Grimsby Telegraph: Rats ‘running up and down’ after bins go unemptied for three weeks

So there you have it, final proof that if you don’t empty the bins for three weeks, the neighbourhood turns into a stinking rubbish dump. I hope there is a scientific journal which can publish these findings.


Daily Record: Dad spots ‘underwater aircraft’ on Google Earth and is ‘baffled’ by the mystery

My eyes have rolled so far back in my head that I’ve seen my own brain.

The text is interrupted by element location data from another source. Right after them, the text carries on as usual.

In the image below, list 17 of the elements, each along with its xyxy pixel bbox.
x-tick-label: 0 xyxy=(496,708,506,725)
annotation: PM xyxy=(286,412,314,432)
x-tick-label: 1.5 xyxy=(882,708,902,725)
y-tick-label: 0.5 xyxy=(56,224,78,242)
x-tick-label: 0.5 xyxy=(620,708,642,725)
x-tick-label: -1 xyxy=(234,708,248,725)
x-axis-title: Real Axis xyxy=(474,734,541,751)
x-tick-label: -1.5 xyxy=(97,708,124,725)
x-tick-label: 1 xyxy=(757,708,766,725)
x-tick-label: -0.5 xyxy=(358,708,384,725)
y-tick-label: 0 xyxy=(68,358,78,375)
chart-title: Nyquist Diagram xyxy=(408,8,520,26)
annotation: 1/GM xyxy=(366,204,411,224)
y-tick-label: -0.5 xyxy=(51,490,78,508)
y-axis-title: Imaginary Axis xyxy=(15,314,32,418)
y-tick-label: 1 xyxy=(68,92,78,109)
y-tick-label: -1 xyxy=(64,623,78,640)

Guernsey Press: Loose drain covers rips off car’s exhaust

Oh, that loose drain cover.


Plymouth Herald: FURY as Wetherspoons pub manager makes poppy seller stand out in the rain

Not a good look, Wetherspoons. Not a good look at all.


WEIRD NEWS ROUND-UP

Get Surrey: Road marking tell drivers to KEEP CLEEAR of school gates

You had one job.

BBC News: Dutchman, 69, brings lawsuit to lower his age by 20 years

That’s not how time works, you plum.

KXLY: Police arrest man for sexually assaulting a beaver

Ah, random mammals and crystal meth, together at last.

The Bolton News: Patient flees hospital in stolen dumper truck

Let he who hasn’t broken out of hospital in a stolen dumper truck cast the first stone.

Isle of Wight County Press: It’s a crisp shaped like the Isle of Wight

I’ve seen crisps before, but this looks important.